Le diagnostic du cancer du sein est un choc pour toutes les femmes et un tournant dans leur vie. Lorsqu’une patiente est diagnostiquée avec un cancer du sein , le plus souvent par une biopsie (prélèvement de tissu), un certain temps s’écoule avant qu’elle ne reçoive son traitement définitif. Ce temps est également mis à profit pour coordonner le traitement de manière optimale. Le plan de traitement dépend fortement du résultat histologique et de biologie moléculaire de la tumeur et de la mesure dans laquelle le cancer du sein s’est déjà propagé aux ganglions lymphatiques ou à d’autres organes. Un traitement adapté individuellement aux besoins de la patiente nécessite une coopération interdisciplinaire entre les gynécologues, les oncologues, les radiologues et les chirurgiens plastiques. Ce dernier se charge de la reconstruction du sein en cas de mastectomie (ablation du sein).

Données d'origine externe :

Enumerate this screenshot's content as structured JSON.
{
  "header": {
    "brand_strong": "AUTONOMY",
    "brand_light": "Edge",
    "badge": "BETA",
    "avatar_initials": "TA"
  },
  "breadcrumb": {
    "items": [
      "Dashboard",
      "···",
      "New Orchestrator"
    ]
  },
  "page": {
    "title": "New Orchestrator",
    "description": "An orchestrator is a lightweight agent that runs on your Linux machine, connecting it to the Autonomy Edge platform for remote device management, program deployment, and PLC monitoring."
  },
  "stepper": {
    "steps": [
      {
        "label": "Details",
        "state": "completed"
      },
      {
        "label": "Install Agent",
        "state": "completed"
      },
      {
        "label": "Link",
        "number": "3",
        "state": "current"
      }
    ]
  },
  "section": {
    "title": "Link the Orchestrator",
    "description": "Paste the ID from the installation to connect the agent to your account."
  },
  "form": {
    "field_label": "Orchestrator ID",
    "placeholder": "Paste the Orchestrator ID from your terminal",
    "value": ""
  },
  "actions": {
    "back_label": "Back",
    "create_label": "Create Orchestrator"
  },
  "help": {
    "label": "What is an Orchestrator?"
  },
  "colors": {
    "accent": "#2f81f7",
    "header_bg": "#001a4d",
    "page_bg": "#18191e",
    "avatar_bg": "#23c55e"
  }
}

La résection chirurgicale du tissu tumoral dans le sein est un aspect fondamental et essentiel du traitement du cancer du sein. Cependant, il ne s’agit que d’un maillon dans la séquence de l’ensemble du traitement, qui est orienté en fonction du stade de la maladie et des souhaits de la patiente.
Une fois l’intervention chirurgicale effectuée, le tissu tumoral est retiré du sein. La quantité de tissu devant être prélevée dépend de la taille et de l’étendue de la tumeur. L’objectif de l’excision d’une tumeur est d’obtenir des bords d’incision histologiquement libres. Cela signifie qu’aucun tissu tumoral résiduel n’est détectable dans le sein.
Une chirurgie conservatrice est aujourd’hui possible chez la plupart des femmes. Si cela n’est pas possible et que le sein doit être retiré (mastectomie), les patientes ont aujourd’hui presque toujours le choix entre différentes procédures de reconstruction mammaire, des prothèses mammaires conservatrices et non chirurgicales à la reconstruction mammaire avec des tissus prélevés sur la patiente, en passant par les implants en silicone insérés de façon permanente.
Chirurgie conservatrice en cas de cancer du sein
Si la tumeur est de grande taille, il se peut qu’il ne soit pas possible de la retirer immédiatement de manière chirurgicale. Dans ce type de cas, une chimiothérapie peut être effectuée en amont afin de réduire la taille de la tumeur et permettre l’opération. Chez certaines femmes, ce type de traitement préalable peut, dans certains cas, permettre d’éviter la mastectomie et de préserver le sein lors de l’opération. Cependant, cette décision dépend fortement de la biologie de la tumeur et du fait que la tumeur se soit déjà propagée ou non. Pour les tumeurs très agressives, une chimiothérapie est souvent administrée avant l’intervention chirurgicale pour voir si la tumeur réagit au traitement. Cependant, la chimiothérapie est encore souvent utilisée après la chirurgie, en particulier pour les tumeurs agressives, les ganglions lymphatiques touchés et chez les patientes très jeunes (de moins de 35 ans).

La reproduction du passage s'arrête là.